YOUR SOLIN GENERATED RECIPE
Hearty Mushroom and Red Wine Stew with Cauliflower Mash
Enjoy a warming, savory mash-up featuring tender tempeh and earthy mushrooms simmered in a rich red wine and herb-infused broth, paired with a velvety cauliflower mash. This dish is comforting and hearty with an elegant, rustic flavor, perfect for a nourishing meal any time of day.
INGREDIENTS
150g Tempeh
200g Cremini Mushrooms
250g Cauliflower
60ml Red Wine
50g Onion
3g Garlic
250ml Vegetable Broth
1 tsp Olive Oil
1 tsp Thyme
1 tsp Rosemary
Salt & Pepper to taste
PREPARATION
Press the tempeh to remove excess moisture and cut it into cubes.
Chop the mushrooms, onion, and garlic finely.

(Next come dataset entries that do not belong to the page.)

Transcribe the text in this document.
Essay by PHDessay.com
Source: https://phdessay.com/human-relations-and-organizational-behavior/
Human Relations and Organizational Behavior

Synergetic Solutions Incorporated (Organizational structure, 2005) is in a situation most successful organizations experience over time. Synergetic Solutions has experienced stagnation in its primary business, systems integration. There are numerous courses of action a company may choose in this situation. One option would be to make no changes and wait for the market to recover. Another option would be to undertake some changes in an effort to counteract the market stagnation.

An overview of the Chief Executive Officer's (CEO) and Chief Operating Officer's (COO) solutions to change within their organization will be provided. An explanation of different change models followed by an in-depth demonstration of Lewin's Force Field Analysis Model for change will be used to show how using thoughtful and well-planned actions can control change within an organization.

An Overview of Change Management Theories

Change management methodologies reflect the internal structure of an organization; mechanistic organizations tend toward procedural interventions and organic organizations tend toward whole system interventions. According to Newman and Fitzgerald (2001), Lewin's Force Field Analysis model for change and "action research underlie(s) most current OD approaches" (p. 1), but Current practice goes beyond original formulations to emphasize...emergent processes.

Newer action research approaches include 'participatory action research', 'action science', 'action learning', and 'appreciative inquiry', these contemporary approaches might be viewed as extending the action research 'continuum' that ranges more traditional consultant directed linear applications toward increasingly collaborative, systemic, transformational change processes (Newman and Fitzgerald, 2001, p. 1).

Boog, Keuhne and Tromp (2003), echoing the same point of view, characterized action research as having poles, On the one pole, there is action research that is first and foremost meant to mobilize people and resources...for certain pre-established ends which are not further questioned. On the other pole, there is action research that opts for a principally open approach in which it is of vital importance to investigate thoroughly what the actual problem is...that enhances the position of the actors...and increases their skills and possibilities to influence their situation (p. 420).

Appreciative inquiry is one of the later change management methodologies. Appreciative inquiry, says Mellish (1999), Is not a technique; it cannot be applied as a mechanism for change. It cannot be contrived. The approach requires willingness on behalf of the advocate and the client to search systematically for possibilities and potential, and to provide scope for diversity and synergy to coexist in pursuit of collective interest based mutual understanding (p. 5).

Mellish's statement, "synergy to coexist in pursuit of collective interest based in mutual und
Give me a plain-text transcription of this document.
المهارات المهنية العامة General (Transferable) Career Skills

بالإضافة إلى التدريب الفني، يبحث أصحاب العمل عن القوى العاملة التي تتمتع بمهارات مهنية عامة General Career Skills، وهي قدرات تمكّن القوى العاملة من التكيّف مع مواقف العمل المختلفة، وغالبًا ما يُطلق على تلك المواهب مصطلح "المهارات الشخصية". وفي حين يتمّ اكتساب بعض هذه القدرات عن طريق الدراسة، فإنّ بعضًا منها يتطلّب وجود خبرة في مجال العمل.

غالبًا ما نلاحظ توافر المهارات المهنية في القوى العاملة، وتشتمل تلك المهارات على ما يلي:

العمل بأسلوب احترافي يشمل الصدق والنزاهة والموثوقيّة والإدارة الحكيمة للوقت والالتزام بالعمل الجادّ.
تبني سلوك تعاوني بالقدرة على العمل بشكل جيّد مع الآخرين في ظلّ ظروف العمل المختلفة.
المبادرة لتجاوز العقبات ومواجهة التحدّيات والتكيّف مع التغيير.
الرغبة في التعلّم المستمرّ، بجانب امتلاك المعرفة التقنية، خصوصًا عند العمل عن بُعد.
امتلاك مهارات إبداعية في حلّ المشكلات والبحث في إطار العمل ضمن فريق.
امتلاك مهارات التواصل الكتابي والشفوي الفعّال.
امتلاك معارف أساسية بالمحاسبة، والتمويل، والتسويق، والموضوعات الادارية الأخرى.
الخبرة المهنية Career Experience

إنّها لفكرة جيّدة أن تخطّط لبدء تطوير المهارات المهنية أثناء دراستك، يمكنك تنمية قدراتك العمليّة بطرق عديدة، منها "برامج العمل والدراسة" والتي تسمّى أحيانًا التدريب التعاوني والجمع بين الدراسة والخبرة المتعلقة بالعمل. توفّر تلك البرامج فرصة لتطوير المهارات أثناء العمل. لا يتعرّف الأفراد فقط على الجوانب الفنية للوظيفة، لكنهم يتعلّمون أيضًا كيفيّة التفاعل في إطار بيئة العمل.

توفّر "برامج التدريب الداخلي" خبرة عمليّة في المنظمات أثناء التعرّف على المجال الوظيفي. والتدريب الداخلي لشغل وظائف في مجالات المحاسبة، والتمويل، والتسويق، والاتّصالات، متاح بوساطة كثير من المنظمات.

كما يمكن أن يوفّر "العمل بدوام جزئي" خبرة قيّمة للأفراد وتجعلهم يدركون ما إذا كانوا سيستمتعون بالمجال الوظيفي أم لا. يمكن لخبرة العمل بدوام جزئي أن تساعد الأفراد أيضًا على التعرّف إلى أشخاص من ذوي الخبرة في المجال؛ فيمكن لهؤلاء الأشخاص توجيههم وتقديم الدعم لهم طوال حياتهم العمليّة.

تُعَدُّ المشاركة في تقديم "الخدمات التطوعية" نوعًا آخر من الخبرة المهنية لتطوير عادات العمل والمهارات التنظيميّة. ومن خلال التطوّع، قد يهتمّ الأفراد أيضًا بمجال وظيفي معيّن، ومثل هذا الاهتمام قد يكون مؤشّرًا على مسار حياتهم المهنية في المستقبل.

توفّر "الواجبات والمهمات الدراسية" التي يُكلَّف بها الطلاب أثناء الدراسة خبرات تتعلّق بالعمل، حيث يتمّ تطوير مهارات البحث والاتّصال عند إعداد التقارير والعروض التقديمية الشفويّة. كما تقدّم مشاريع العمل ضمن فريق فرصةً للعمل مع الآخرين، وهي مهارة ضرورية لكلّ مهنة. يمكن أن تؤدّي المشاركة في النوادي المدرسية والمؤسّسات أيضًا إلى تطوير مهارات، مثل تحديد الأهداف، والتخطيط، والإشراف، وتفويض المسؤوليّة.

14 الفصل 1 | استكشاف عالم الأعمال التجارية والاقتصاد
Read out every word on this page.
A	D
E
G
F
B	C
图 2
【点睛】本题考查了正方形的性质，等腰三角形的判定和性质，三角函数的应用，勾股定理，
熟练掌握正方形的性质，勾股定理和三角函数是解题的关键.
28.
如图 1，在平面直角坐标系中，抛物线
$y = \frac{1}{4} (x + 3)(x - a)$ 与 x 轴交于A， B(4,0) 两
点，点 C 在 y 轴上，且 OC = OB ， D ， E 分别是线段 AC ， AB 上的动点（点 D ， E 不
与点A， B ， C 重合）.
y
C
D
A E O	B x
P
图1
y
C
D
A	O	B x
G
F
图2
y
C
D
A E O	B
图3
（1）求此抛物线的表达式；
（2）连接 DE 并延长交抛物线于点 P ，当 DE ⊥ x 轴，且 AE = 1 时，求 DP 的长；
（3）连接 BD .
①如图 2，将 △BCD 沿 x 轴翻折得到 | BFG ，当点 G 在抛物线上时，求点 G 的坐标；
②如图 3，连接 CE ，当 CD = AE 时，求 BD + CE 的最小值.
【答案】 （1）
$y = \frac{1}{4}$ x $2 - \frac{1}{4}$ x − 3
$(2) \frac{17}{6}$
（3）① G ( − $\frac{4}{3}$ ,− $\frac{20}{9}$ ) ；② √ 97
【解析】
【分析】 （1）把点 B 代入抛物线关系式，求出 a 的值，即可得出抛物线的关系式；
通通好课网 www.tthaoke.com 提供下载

In a saucepan, heat 1 teaspoon of olive oil on medium heat. Sauté the onion and garlic until soft and fragrant.
Add the cubed tempeh and mushrooms to the pan and continue to sauté for about 5 minutes until the mushrooms begin to soften.
Pour in the red wine to deglaze the pan, scraping any browned bits from the bottom.
Add the vegetable broth, thyme, rosemary, salt, and pepper; bring the mixture to a simmer and let it cook for about 10-12 minutes to meld the flavors.
Meanwhile, steam or boil the cauliflower until tender, about 8-10 minutes.
Drain the cauliflower and mash it until smooth. Season with a pinch of salt and pepper.
Serve the hearty red wine stew over a generous serving of cauliflower mash.